Where Love Delight completely falls apart for me, is in its drydown. The fruity-floral tinge fades, but the sweetness takes a turn for the worse. Someone told me the drydown smelled like Baccarat Rouge 540 and while that’s not fully the vibe to me (the Amouage feels perhaps more bare-boned and more vanillic), the sweetness eventually goes in a similar direction. I didn’t see it coming for the first 2 hours, but a dry, grating vanilla sugar with just a tinge of fruitiness left rears its head after and that’s all that I was left with for the remaining hours. I think this drydown reminds me most of the one from Kalotinis Cotton Candy, which mind you, I remarked on as ‘one of the least complicated and affordable compositions’, even for that €80 fragrance.

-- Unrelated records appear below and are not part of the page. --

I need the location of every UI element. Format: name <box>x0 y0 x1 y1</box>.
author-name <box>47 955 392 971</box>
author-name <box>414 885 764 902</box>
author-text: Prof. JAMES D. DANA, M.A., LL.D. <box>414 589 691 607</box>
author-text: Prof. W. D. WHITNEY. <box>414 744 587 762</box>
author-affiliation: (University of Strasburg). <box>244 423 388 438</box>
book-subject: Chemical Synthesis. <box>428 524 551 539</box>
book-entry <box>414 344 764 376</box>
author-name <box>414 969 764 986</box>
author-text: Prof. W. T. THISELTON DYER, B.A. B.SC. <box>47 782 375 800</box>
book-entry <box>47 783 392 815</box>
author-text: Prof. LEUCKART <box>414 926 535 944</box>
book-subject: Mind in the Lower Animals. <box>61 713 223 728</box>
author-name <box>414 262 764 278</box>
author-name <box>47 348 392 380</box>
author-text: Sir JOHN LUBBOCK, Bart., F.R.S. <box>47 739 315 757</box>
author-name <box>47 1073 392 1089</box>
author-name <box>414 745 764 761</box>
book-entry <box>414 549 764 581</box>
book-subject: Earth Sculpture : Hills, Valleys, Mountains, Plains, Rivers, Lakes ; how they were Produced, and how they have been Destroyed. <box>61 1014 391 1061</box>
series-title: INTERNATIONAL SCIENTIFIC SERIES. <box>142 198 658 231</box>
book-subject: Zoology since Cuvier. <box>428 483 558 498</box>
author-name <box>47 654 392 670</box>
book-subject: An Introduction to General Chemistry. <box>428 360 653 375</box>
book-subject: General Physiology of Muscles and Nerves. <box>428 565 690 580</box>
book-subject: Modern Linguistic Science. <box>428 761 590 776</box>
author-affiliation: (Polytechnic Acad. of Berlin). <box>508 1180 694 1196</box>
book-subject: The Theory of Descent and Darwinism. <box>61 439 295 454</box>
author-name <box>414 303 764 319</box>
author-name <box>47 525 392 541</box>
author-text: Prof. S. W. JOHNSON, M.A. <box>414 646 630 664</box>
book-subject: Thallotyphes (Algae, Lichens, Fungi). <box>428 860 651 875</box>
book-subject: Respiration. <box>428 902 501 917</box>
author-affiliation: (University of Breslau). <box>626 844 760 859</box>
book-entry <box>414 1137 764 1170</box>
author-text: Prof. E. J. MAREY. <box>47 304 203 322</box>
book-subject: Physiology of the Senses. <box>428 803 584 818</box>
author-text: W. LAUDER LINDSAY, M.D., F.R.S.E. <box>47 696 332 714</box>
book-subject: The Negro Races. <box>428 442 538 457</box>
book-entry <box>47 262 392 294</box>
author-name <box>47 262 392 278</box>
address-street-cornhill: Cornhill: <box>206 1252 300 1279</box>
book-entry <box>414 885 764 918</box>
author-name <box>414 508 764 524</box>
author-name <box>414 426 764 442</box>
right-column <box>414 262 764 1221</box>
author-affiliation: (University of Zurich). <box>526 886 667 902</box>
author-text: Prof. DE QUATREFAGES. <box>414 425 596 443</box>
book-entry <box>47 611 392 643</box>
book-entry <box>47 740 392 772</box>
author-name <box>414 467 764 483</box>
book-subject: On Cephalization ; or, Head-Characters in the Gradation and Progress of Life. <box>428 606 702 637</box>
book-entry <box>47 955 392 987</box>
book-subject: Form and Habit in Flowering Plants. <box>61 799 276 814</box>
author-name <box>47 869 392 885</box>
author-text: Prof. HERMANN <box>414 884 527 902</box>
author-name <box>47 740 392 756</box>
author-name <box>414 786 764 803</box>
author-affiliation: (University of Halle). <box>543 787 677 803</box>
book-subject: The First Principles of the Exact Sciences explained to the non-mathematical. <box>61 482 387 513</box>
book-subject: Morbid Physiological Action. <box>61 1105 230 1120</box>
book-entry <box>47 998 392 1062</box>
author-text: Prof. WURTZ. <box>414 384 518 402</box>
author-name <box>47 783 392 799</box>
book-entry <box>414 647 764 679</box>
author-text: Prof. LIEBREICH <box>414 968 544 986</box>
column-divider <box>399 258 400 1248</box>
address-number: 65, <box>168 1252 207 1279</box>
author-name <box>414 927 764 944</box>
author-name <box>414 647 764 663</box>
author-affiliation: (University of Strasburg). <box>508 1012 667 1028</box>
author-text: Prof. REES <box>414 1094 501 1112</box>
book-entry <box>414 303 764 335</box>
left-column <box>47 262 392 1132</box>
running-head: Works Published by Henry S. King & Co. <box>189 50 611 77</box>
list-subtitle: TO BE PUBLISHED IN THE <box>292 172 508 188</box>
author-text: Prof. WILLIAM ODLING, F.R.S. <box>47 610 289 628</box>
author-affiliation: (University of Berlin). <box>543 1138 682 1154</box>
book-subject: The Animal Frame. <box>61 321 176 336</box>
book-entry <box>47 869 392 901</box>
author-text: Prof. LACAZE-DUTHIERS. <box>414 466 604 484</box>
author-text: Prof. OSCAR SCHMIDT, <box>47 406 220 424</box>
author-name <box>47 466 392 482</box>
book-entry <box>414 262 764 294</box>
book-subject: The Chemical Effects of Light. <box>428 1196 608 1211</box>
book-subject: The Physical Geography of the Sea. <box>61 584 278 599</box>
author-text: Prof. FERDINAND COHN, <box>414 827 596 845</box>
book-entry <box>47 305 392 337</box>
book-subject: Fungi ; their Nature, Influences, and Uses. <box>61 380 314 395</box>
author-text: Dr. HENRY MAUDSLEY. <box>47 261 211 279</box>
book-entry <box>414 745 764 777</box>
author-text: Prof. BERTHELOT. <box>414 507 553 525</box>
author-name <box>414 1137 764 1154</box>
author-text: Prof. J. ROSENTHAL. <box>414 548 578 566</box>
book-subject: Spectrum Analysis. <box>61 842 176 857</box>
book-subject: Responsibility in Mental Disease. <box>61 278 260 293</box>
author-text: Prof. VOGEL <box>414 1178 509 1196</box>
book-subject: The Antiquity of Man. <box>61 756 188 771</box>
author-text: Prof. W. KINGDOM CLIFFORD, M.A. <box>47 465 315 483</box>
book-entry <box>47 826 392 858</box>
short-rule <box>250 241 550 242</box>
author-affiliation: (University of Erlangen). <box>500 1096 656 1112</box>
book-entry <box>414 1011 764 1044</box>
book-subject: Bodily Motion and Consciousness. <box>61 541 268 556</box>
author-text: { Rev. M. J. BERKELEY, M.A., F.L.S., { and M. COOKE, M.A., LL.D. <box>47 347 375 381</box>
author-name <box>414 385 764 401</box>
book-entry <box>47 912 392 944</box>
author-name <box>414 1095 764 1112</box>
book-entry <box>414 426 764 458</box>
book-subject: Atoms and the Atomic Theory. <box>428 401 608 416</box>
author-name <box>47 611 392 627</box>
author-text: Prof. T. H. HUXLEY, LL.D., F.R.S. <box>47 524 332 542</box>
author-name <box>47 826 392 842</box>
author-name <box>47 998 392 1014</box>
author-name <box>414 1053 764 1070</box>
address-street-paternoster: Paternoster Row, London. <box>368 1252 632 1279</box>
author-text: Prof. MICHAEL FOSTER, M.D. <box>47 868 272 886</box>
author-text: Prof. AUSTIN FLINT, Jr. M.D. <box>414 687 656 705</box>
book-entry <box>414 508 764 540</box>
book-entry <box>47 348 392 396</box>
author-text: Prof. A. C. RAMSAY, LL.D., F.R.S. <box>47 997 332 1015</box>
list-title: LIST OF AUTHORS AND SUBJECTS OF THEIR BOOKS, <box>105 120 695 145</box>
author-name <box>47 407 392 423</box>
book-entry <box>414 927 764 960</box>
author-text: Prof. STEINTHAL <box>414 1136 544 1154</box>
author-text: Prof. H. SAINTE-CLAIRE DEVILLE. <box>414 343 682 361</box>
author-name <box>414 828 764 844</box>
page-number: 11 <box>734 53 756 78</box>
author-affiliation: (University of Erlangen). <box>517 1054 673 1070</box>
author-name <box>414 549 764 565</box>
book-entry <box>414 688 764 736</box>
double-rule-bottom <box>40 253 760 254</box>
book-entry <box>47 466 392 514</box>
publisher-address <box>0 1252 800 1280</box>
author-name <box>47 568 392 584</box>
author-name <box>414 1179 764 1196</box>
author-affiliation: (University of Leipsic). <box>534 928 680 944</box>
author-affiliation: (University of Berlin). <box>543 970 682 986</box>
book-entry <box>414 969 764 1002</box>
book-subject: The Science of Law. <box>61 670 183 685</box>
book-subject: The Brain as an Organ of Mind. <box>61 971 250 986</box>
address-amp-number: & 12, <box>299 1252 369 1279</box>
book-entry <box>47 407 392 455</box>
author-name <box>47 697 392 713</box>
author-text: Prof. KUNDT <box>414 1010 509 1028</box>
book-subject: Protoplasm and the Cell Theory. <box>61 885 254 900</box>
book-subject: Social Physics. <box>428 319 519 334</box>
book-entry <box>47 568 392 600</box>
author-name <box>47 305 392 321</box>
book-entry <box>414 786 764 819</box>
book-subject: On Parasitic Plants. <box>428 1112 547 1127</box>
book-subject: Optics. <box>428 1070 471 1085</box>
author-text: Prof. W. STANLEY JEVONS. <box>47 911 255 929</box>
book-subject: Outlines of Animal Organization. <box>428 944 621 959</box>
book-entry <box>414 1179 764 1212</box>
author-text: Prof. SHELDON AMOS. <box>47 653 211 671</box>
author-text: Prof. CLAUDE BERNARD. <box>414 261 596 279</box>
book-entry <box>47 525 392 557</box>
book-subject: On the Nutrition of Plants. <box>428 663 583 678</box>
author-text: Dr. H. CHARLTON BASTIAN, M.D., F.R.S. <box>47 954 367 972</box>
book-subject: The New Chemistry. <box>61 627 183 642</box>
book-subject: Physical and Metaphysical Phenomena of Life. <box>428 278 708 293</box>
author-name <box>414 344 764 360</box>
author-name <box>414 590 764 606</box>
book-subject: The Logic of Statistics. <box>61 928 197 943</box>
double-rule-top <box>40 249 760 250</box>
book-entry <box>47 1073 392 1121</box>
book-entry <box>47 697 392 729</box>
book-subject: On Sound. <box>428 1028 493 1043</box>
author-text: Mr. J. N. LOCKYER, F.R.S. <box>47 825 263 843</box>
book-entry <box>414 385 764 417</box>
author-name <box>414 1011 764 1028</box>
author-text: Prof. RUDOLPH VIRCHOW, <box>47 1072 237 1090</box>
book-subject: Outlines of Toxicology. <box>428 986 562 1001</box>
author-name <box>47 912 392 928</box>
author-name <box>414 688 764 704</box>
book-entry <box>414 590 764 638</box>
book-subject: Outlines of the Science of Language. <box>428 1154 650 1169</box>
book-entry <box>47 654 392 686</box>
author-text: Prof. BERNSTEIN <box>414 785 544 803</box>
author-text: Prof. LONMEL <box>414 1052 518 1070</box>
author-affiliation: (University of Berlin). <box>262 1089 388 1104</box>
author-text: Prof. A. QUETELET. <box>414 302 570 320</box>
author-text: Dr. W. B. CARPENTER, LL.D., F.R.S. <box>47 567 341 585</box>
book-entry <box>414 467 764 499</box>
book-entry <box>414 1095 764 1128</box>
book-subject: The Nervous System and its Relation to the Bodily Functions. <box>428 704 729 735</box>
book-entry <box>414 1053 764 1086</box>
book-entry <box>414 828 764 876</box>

Now clearly, Love Delight is not up my alley, and not everything has to be geared towards me. However, this takes mainstream to a new degree for the brand and as a €365 Amouage, it’s hard not to feel cynical about it. As someone who has not shared most of the worries voiced about the direction the brand has taken after the departure of Chong as creative director, Love Delight is a release with a hype that is incomprehensible to me. Totally opposite to my experience with Guidance, which was equally not my jam, but I could see the appeal, Love Delight left me with a legitimate feeling of disappointment.